ただし、物語も佳境に入ってきて泉の心にも変化が現れ、遠くスペインの地のヒマワリ畑で遂に二人の身体が・・結ばれるのですが。
泉・・「わたし、このひとと天国に行けるんだって思った・・ふわって体が浮いて、腰が痺れて、電流が流れて・・そして黄色い海が見えたわ」
絢彦・・「何度でも天国へ連れて行ってあげるよ・・」 ずっと我慢して来ただけに燃えに燃える。
その後舞台は運命の街マラケシュへ移り、そこに辿りついた二人を待っていたものとは・・・先にも書いた、ずるいほどのエンディングへと。
と、まるで普通に不倫な恋愛小説なんですが、歌人の絢彦の本名が「絢子」、つまり、なんと女性なんです。 そう、この作品は中山可穂さんが描く、最高で最強のビアン小説・・なのでした。

②この本との出会い
出会いは、知り合いに薦められ初めて「サグラダ・ファミリア」を読んでから、文字通り貪る様に全ての中山作品を読みましたから。

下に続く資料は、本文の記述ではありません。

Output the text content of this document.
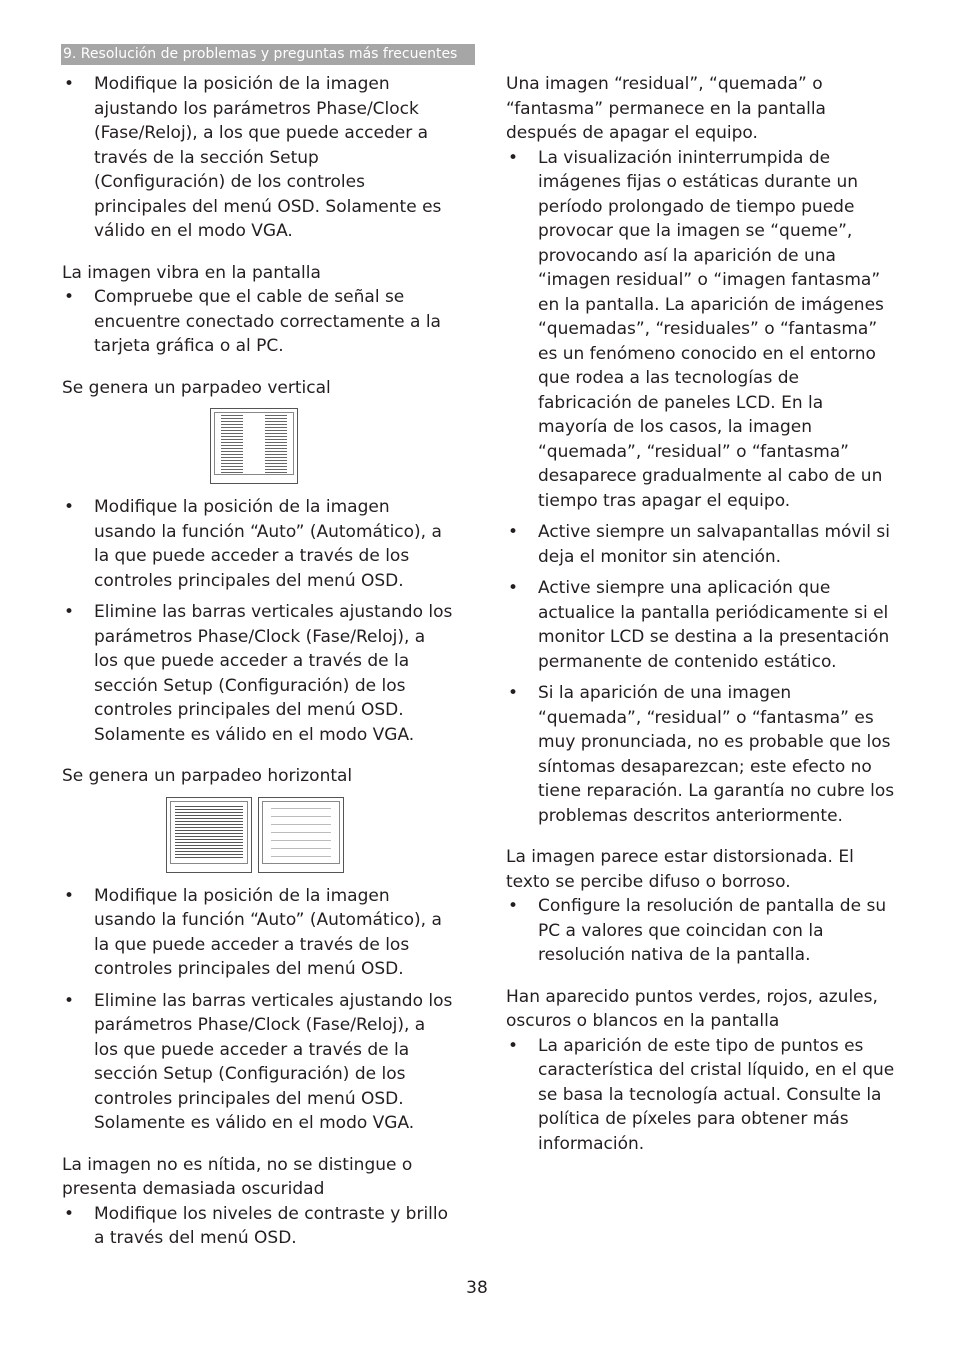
9. Resolución de problemas y preguntas más frecuentes

• Modifique la posición de la imagen ajustando los parámetros Phase/Clock (Fase/Reloj), a los que puede acceder a través de la sección Setup (Configuración) de los controles principales del menú OSD. Solamente es válido en el modo VGA.

La imagen vibra en la pantalla

• Compruebe que el cable de señal se encuentre conectado correctamente a la tarjeta gráfica o al PC.

Se genera un parpadeo vertical

• Modifique la posición de la imagen usando la función “Auto” (Automático), a la que puede acceder a través de los controles principales del menú OSD.

• Elimine las barras verticales ajustando los parámetros Phase/Clock (Fase/Reloj), a los que puede acceder a través de la sección Setup (Configuración) de los controles principales del menú OSD. Solamente es válido en el modo VGA.

Se genera un parpadeo horizontal

• Modifique la posición de la imagen usando la función “Auto” (Automático), a la que puede acceder a través de los controles principales del menú OSD.

• Elimine las barras verticales ajustando los parámetros Phase/Clock (Fase/Reloj), a los que puede acceder a través de la sección Setup (Configuración) de los controles principales del menú OSD. Solamente es válido en el modo VGA.

La imagen no es nítida, no se distingue o presenta demasiada oscuridad

• Modifique los niveles de contraste y brillo a través del menú OSD.

Una imagen “residual”, “quemada” o “fantasma” permanece en la pantalla después de apagar el equipo.

• La visualización ininterrumpida de imágenes fijas o estáticas durante un período prolongado de tiempo puede provocar que la imagen se “queme”, provocando así la aparición de una “imagen residual” o “imagen fantasma” en la pantalla. La aparición de imágenes “quemadas”, “residuales” o “fantasma” es un fenómeno conocido en el entorno que rodea a las tecnologías de fabricación de paneles LCD. En la mayoría de los casos, la imagen “quemada”, “residual” o “fantasma” desaparece gradualmente al cabo de un tiempo tras apagar el equipo.

• Active siempre un salvapantallas móvil si deja el monitor sin atención.

• Active siempre una aplicación que actualice la pantalla periódicamente si el monitor LCD se destina a la presentación permanente de contenido estático.

• Si la aparición de una imagen “quemada”, “residual” o “fantasma” es muy pronunciada, no es probable que los síntomas desaparezcan; este efecto no tiene reparación. La garantía no cubre los problemas descritos anteriormente.

La imagen parece estar distorsionada. El texto se percibe difuso o borroso.

• Configure la resolución de pantalla de su PC a valores que coincidan con la resolución nativa de la pantalla.

Han aparecido puntos verdes, rojos, azules, oscuros o blancos en la pantalla

• La aparición de este tipo de puntos es característica del cristal líquido, en el que se basa la tecnología actual. Consulte la política de píxeles para obtener más información.

38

ビアン?気になりません。男女間よりも障害が大きな分気持ちが濃いので、ヒリヒリ感が大きく、満足感もまた大きいです。

③初恋の思い出
中1の時ですね、出逢った瞬間、一目惚れ状態。一週間後には告白してました。
結局は彼女に好きな人が出来て失恋しましたが・・ 最近、FBのお陰で、彼女がjazzピアノでライブを演ってる事が分かり、何十年ぶりに再会が出来ました。この歳になると、彼女のライブへ行った時に、お互い周りに堂々と「初恋の人です」って言えるのが面白いです。